Bed in the bush with stars to see,
Bread I dip in the river—
There’s the life for a man like me,
There’s the life forever.
The only time of the day when our spirits began to fail was toward its close, when the shadows of supper and bed in some inclement inn began to fall over us, and we confessed to each other a positive sense of fear in our evening approach to the abodes of men. After a long, safe, care-free day, in the company of liberating prospects and sweet-breathed winds, there seemed a curious lurking menace in the most harmless village, as well as an unspeakable irksomeness in its inharmonious interruption of our mood. To emerge, saturated, body and soul, with the sweet scents and sounds and sights of a day’s tramp, out of the meditative leafiness and spiritual temper of natural things, into the garishly lit street of some little provincial town, animated with the clumsy mirth of silly young country folks, aping so drearily the ribaldry, say, of Elmira, is a painful anticlimax to the spirit. Had it only been real Summer, instead of Indian Summer, we should, of course, have been real gypsies, and made our beds under the stars, but, as it was, we had no choice. Or, had we been walking in Europe ... yes, I am afraid the truth must out, and that our real dread at evening was—the American country hotel. With the best wish in the world, it is impossible to be enthusiastic over the American country hotel. How ironically the kindly old words used to come floating to me out of Shakespeare each evening as the shadows fell, and the lights came out in the windows—“to take mine ease at mine inn;” and assuredly it was on another planet that Shenstone wrote:
Whoe’er hath travelled life’s dull
round,
Whate’er his fortunes may have been,
Must sigh to think he still has found
His warmest welcome at an inn.
Had Shenstone been writing in an American country hotel, his tune would probably have been more after this fashion: “A wonderful day has come to a dreary end in the most sepulchral of hotels, a mouldy, barn-like place, ill-lit, mildewed and unspeakably dismal.
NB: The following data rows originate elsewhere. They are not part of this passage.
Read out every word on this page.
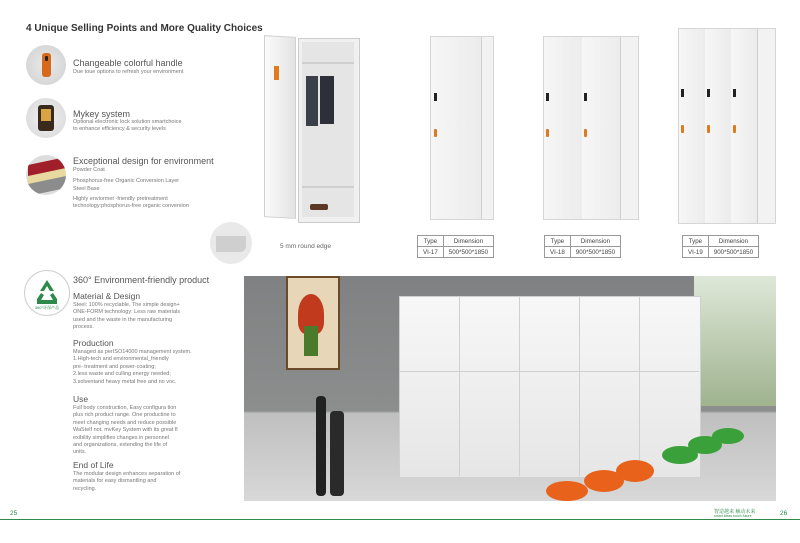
4 Unique Selling Points and More Quality Choices
Changeable colorful handle
Due toue options to refresh your environment
Mykey system
Optional electronic lock solution smartchoice
to enhance efficiency & security levels
Exceptional design for environment
Powder Coat
Phosphorus-free Organic Conversion Layer
Steel Base
Highly enviormet -friendly pretreatment
technology:phosphorus-free organic conversion
5 mm round edge
Type	Dimension
VI-17	500*500*1850
Type	Dimension
VI-18	900*500*1850
Type	Dimension
VI-19	900*500*1850
360°环保产品
360° Environment-friendly product
Material & Design
Steel: 100% recyclable. The simple design+
ONE-FORM technology: Less raw materials
used and the waste in the manufacturing
process.
Production
Managed as perISO14000 management system.
1.High-tech and environmental_friendly
pre- treatment and power-coating;
2.less waste and culling energy needed;
3.solventand heavy metal free and no voc.
Use
Full body construction, Easy configura tion
plus rich product range. One productine to
meet changing needs and reduce possible
WaStelf not. mvKey System with its great fl
exibility simplifies changes in personnel
and organizations, extending the life of
units.
End of Life
The modular design enhances separation of
materials for easy dismantling and
recycling.
25	26
智造越来 触动未来
smart ideas touch future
A comfortless room with two beds and two low-power electric lights, two stiff chairs, an uncompanionable sofa, and some ghastly pictures of simpering naked women. We have bought some candles, and made a candlestick out of a soap-dish. Colin is making the best of it with ‘The Beloved Vagabond,’ and I have drawn up one of the chairs to a table with a mottled marble top, and am writing this amid a gloom which you could cut with a knife, and which is so perfect of its kind as to be almost laughable. But for the mail, which we found with unutterable thankfulness at the post-office, I hardly dare think what would have happened to us, to what desperate extremities we might not have been driven, though even the possibilities of despair seem limited in this second-hand tomb of a town....”
Here Colin looks up with a wry smile and ironically quotes from the wisdom of Paragot: “What does it matter where the body finds itself, so long as the soul has its serene habitations?” This wail is too typical of most of our hotel experiences. As a rule we found the humble, cheaper hotels best, and, whenever we had a choice of two, chose the less pretentious.